Guimarães, Wojdyla, Giczewska, Carnicelli: None. Pokorney: Research grants: Food and Drug Administration, Bristol‐Myers Squibb, Pfizer, Janssen, Gilead, Boston Scientific; Consultant/advisory board: Boston Scientific and Medtronic. Lopes: Research grants: Bristol‐Myers Squibb, GlaxoSmithKline, Medtronic, Pfizer; Consultant: Bayer, Boehringer Ingelheim, Bristol‐Myers Squibb, Daiichi Sankyo, GlaxoSmithKline, Medtronic, Merck, Pfizer, Portola. Gersh: Consultant: Xenon Pharmaceuticals; Data safety monitoring board: Armetheon, Baxter, CardioVascular Research Foundation, Janssen, Medtronic, Mount Sinai St. Luke's, Teva Pharmaceuticals, Thrombosis Research Institute; Other: Boston Scientific, Cipla Limited, Janssen, St. Jude Medical. Lewis: Institutional research grants: Bristol‐Myers Squibb, Pfizer, Bayer Healthcare; Consultant: Bristol‐Myers Squibb, Pfizer.

Hanna: Employee of Bristol‐Myers Squibb at the time of study conduct. Wallentin: Research grants: AstraZeneca, Boehringer Ingelheim, Bristol‐Myers Squibb/Pfizer, GlaxoSmithKline, Merck/Schering‐Plow, Roche Diagnostics; Consultant: Abbott, AstraZeneca, Boehringer Ingelheim, Bristol‐Myers Squibb/Pfizer, GlaxoSmithKline.
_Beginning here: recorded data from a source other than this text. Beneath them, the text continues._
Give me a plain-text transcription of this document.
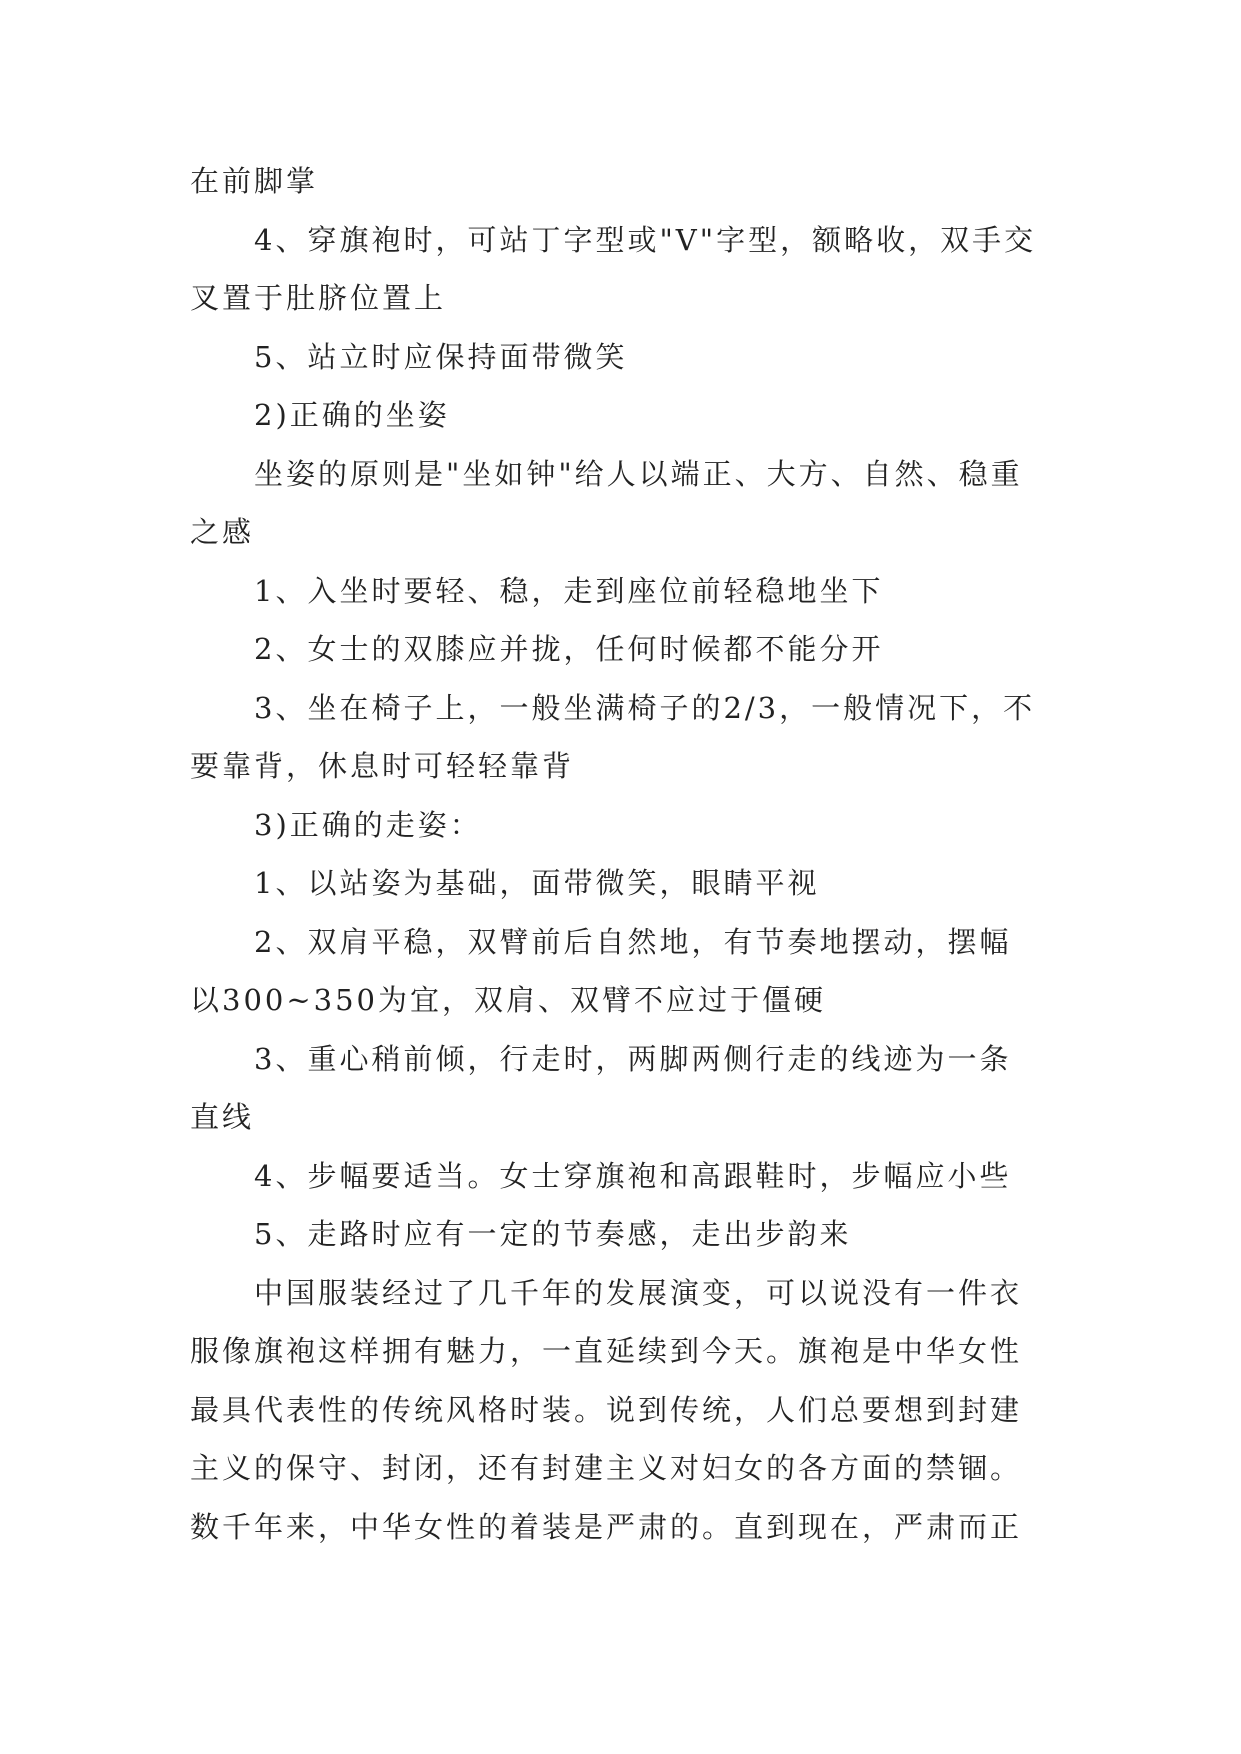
在前脚掌
4、穿旗袍时，可站丁字型或"V"字型，额略收，双手交
叉置于肚脐位置上
5、站立时应保持面带微笑
2)正确的坐姿
坐姿的原则是"坐如钟"给人以端正、大方、自然、稳重
之感
1、入坐时要轻、稳，走到座位前轻稳地坐下
2、女士的双膝应并拢，任何时候都不能分开
3、坐在椅子上，一般坐满椅子的2/3，一般情况下，不
要靠背，休息时可轻轻靠背
3)正确的走姿：
1、以站姿为基础，面带微笑，眼睛平视
2、双肩平稳，双臂前后自然地，有节奏地摆动，摆幅
以300~350为宜，双肩、双臂不应过于僵硬
3、重心稍前倾，行走时，两脚两侧行走的线迹为一条
直线
4、步幅要适当。女士穿旗袍和高跟鞋时，步幅应小些
5、走路时应有一定的节奏感，走出步韵来
中国服装经过了几千年的发展演变，可以说没有一件衣
服像旗袍这样拥有魅力，一直延续到今天。旗袍是中华女性
最具代表性的传统风格时装。说到传统，人们总要想到封建
主义的保守、封闭，还有封建主义对妇女的各方面的禁锢。
数千年来，中华女性的着装是严肃的。直到现在，严肃而正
Vinereanu: Research grants: Bristol‐Myers Squibb/Pfizer, Boehringer Ingelheim, Janssen/Bayer, Daiichi Sankyo, Novartis, Servier; Consultant: Bristol‐Myers Squibb/Pfizer, Boehringer Ingelheim, Janssen/Bayer, Novartis, and Servier. Alexander: Research grants: AstraZeneca, Bristol‐Myers Squibb, Boehringer Ingelheim, CryoLife, CSL Behring, US Food and Drug Administration, National Institutes of Health, Sanofi, Tenax Therapeutics; Consultant: Cempra, CryoLife, CSL Behring, Merck, Novo Nordisk, Pfizer, Portola, VA Cooperative Studies, VasoPrep Surgical, Zafgen. Granger: Research grants: Armetheon, AstraZeneca, Bayer, Boehringer Ingelheim, Bristol‐Myers Squibb, Daiichi Sankyo, GlaxoSmithKline, US Food and Drug Administration, Janssen, Medtronic Foundation, Novartis, Pfizer; Consultant: Abbvie, Armetheon, AstraZeneca, Bayer, Boehringer Ingelheim, Boston Scientific, Bristol‐Myers Squibb, Daiichi Sankyo, Gilead Sciences, Janssen, Medscape, Medtronic, Merck, National Institutes of Health, Novartis, Pfizer, Sirtex, Verseon.